If the going gets tough

Stanley Kubricks ältester noch erhältlicher Film im Metropolis: Der schwarze Gangsterfilm The Killing kennt viele Verlierer – und bloß einen Gewinner  ■ Von Christiane Müller-Lobeck

Es spielt keine Rolle: Wie schlau Männer auch sind, mit welcher Brillianz sie auch das große Ding planen – sei es ein Raub, ein Mord, das Einschlagen der kürzesten Strecke zum Kino oder ein Beratungsgespräch in der Bank – alles was es braucht, um noch den schönsten Plan zunichte zu machen, ist einzig und allein die Durchtriebenheit einer Frau. Dieser Binsenweisheit aus der Nachkriegszeit des letzten Jahrhunderts gaben seinerzeit zahlreiche pulp fiction-Romane eine Form, für ihre kunstvolle Überlieferung bis in die heutige Zeit sorgte der Film noir.

Auch Stanley Kubricks dritter Spielfilm, The Killing (Die Rechnung ging nicht auf), basiert auf einem jener Schundromane. Doch nicht nur Lionel White, sein Autor, sondern auch Jim Thompson – ebenfalls ein pulp fiction-Schreiber und verantwortlich für die Dialoge – hinterließ sehr deutlich seine fatalistischen Spuren in dem Film. Zusammen gaben sie den Verlierertypen in The Killing ein Profil.

Als der billig produzierte Film 1956 in die Kinos kam und nur wenig Geld einspielte, erbarmte sich einer, der ihn schon damals für den großen Wurf hielt: Kirk Douglas. Er bot dem nun langsam bekannt werdenden Regisseur eine Zusammenarbeit an: In Paths of Glory (1957) und Spartacus (1960) spielte Douglas nicht nur jeweils die Hauptrolle, er zählte auch zu den Geldgebern der Filme.

Als großer Wurf gilt The Killing allerdings nicht seiner Story wegen. Die ist eher simpel gestrickt. Fünf Männer planen, die Kasse der Rennbahn auszurauben, während die Frau des schwächsten Glieds der Gruppe mit Hilfe ihres Liebhabers auf eigene Weise an das Geld zu kommen gedenkt, und damit ist eigentlich schon fast alles gesagt. Was den Film neben seiner rotzigen Oberfläche bis heute zu einem Vorbild für zahlreiche andere Filmemacher macht, allen voran Quentin Tarantino, ist seine komplizierte narrative Struktur.
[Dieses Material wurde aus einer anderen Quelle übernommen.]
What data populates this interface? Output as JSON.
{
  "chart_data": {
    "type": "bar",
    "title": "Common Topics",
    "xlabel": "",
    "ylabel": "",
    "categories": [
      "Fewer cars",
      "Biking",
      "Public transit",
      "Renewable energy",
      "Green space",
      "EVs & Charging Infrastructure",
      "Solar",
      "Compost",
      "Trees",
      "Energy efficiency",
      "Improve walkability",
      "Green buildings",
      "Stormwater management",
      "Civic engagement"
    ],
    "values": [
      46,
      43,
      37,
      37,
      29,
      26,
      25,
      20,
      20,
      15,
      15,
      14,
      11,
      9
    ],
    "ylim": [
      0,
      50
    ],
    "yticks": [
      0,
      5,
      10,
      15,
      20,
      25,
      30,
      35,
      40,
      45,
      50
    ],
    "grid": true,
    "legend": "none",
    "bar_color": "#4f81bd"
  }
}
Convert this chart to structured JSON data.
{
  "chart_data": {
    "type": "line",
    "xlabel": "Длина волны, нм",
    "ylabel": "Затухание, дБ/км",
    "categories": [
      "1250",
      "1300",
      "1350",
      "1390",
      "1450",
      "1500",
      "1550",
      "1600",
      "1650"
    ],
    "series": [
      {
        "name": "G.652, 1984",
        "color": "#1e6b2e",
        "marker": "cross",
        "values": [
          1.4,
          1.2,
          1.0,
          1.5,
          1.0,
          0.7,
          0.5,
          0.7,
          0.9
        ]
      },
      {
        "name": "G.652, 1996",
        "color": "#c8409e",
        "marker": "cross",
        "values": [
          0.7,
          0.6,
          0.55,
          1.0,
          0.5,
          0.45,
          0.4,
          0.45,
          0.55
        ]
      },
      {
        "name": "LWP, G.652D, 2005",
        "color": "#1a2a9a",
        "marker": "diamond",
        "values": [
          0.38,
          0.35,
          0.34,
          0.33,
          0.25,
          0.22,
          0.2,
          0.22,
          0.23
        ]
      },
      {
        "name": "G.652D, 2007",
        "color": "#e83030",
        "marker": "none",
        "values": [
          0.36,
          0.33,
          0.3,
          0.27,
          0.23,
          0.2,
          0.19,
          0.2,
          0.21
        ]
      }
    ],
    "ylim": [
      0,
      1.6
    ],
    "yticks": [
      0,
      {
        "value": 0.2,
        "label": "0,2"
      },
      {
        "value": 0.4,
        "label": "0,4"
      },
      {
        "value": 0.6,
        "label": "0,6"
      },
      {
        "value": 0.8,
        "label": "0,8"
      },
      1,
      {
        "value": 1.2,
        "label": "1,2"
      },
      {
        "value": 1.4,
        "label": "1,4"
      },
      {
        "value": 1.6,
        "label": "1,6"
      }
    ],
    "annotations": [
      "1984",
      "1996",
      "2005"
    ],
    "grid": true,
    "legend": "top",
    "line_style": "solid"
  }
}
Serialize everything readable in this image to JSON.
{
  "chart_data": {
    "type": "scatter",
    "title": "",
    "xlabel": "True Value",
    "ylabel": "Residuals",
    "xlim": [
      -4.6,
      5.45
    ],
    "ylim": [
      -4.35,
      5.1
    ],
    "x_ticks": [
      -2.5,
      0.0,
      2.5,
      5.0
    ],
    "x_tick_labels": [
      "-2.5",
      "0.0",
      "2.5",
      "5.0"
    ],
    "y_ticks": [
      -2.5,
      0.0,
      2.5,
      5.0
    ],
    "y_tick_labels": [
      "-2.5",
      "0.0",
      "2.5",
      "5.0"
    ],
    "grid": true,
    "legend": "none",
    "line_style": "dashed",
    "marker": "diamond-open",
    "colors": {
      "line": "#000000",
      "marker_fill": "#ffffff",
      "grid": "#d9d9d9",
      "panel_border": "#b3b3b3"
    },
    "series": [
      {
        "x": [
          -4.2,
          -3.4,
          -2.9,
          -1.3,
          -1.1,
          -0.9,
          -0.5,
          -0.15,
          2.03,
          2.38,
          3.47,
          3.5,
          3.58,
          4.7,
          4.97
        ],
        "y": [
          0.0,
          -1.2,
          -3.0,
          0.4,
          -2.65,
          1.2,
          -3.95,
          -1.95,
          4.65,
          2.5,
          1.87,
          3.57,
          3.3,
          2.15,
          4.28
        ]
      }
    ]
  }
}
In zahlreichen Vor- und Rückblenden fügt Kubrick das Ganze wie in einem Puzzle zusammen. Was die jeweils einzelnen am Plan beteiligten Männer ausführen, verfolgt der Film in vielen einzelnen Sequenzen, bis alles – wie in einer komplizierten Maschine oder einer fordistischen Produktionsstätte – zusammen funktioniert, bis die Beute endlich lieblos in einen Sack gestopft werden kann. Einzig einige wiederkehrende Bilder oder Töne und die sonore Stimme eines unbeteiligten Erzählers aus dem Off, die ständig das Einhalten des Zeitplans anmahnt, geben eine Orientierung in dem hektischen Zusammenschnitt – mit dem Ergebnis einer schier unerträglichen Spannung.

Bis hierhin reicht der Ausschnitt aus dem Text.